We’re extending the conversation on higher education in America with the man who gave just that august title to his own fresh take on a troubled subject. Derek Bok is the only two-time president of Harvard University, which is to say he has twice reinvented the management of the oldest, richest, maybe the best university in the country. First time was 1971 during the Vietnam War campus uprisings. Second time, 35 years later, Derek Bok was asked back in 2006 after Lawrence Summers was ushered out of the job early. So he’s a qualified fixer of the university system; at the same time he personifies the high Ivy Establishment, the very top of heap.
He doesn’t blush about the quarter-million dollar price-tag on a Harvard BA. And he resists my bleating about student debt. The national average is under $30,000, he notes. Those infamous 6-figure loan burdens are are “outliers” and “self-inflicted wounds,” he says, given the amount of available financial aid and alternative schools and programs.

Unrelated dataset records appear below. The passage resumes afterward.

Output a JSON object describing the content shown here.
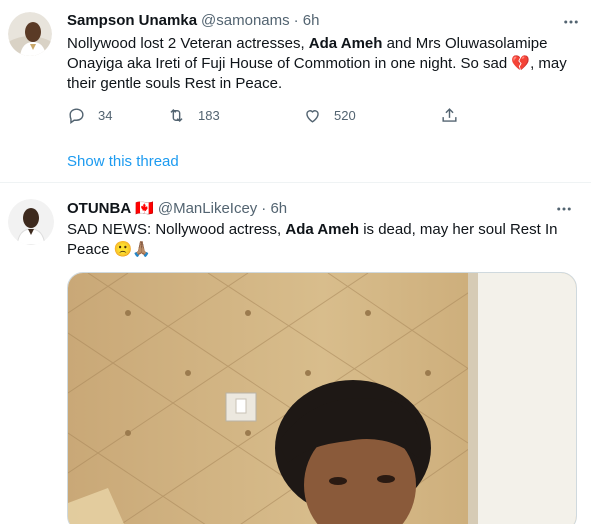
{
  "tweet1": {
    "name": "Sampson Unamka",
    "handle": "@samonams",
    "time": "· 6h",
    "text_a": "Nollywood lost 2 Veteran actresses, ",
    "text_bold": "Ada Ameh",
    "text_b": " and Mrs Oluwasolamipe Onayiga aka Ireti of Fuji House of Commotion in one night. So sad ",
    "emoji": "💔",
    "text_c": ", may their gentle souls Rest in Peace.",
    "replies": "34",
    "retweets": "183",
    "likes": "520",
    "show_thread": "Show this thread",
    "icons": [
      "more-icon",
      "reply-icon",
      "retweet-icon",
      "like-icon",
      "share-icon"
    ]
  },
  "tweet2": {
    "name": "OTUNBA",
    "flag": "🇨🇦",
    "handle": "@ManLikeIcey",
    "time": "· 6h",
    "text_a": "SAD NEWS: Nollywood actress, ",
    "text_bold": "Ada Ameh",
    "text_b": " is dead, may her soul Rest In Peace ",
    "emoji": "🙁🙏🏽"
  },
  "colors": {
    "accent": "#1d9bf0",
    "secondary_text": "#536471",
    "divider": "#eff3f4"
  }
}
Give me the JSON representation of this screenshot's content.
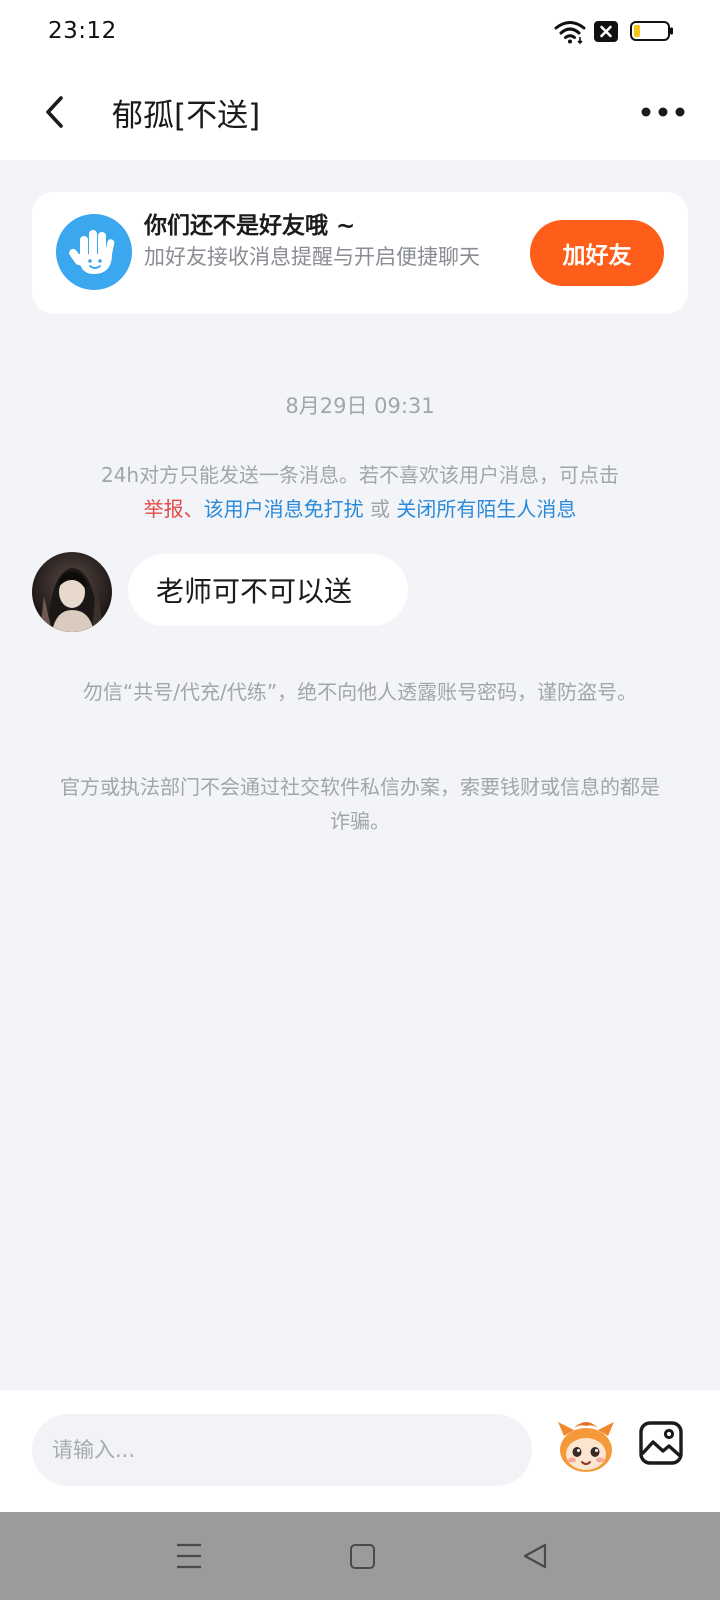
{
  "status_bar": {
    "time": "23:12",
    "icons": [
      "wifi-icon",
      "close-badge-icon",
      "battery-icon"
    ],
    "battery_level": 0.2,
    "battery_color": "#f7c21a"
  },
  "header": {
    "title": "郁孤[不送]",
    "back_icon": "back-icon",
    "more_icon": "more-icon"
  },
  "friend_card": {
    "title": "你们还不是好友哦 ~",
    "description": "加好友接收消息提醒与开启便捷聊天",
    "button_label": "加好友",
    "button_color": "#ff5e1a",
    "icon": "hand-icon",
    "icon_color": "#3aa7ee"
  },
  "chat": {
    "timestamp": "8月29日 09:31",
    "notice": {
      "text": "24h对方只能发送一条消息。若不喜欢该用户消息，可点击",
      "report_link": "举报",
      "separator": "、",
      "mute_link": "该用户消息免打扰",
      "or": " 或 ",
      "close_link": "关闭所有陌生人消息",
      "link_color": "#2a8ad9",
      "report_color": "#e34b4b"
    },
    "messages": [
      {
        "sender": "other",
        "text": "老师可不可以送",
        "avatar": "avatar"
      }
    ],
    "tips": [
      "勿信“共号/代充/代练”，绝不向他人透露账号密码，谨防盗号。",
      "官方或执法部门不会通过社交软件私信办案，索要钱财或信息的都是诈骗。"
    ]
  },
  "input_bar": {
    "placeholder": "请输入...",
    "value": "",
    "emoji_icon": "emoji-mascot-icon",
    "image_icon": "image-picker-icon"
  },
  "nav_bar": {
    "icons": [
      "nav-menu-icon",
      "nav-home-icon",
      "nav-back-icon"
    ]
  }
}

Bok says the economic bonus for completing a degree is at historic highs in this country, but he sounds disturbed by that, too — by the fixation on high costs and big career payoffs.
Not for past loans but for the future, Derek Bok would like to make college debts “income contingent,” that is, sharply discounted for people who don’t seek (or find) big salaries for their work – in teaching, say. I found him disarmingly candid on a trend as worrisome as the money issues. Students on American campuses are not studying nearly as much as they used to; they’re not learning as much either! So says the honorary chairman of the board, Derek Bok, with a Cambridge view of Boston and the rebuilding of the Longfellow Bridge over the Charles River.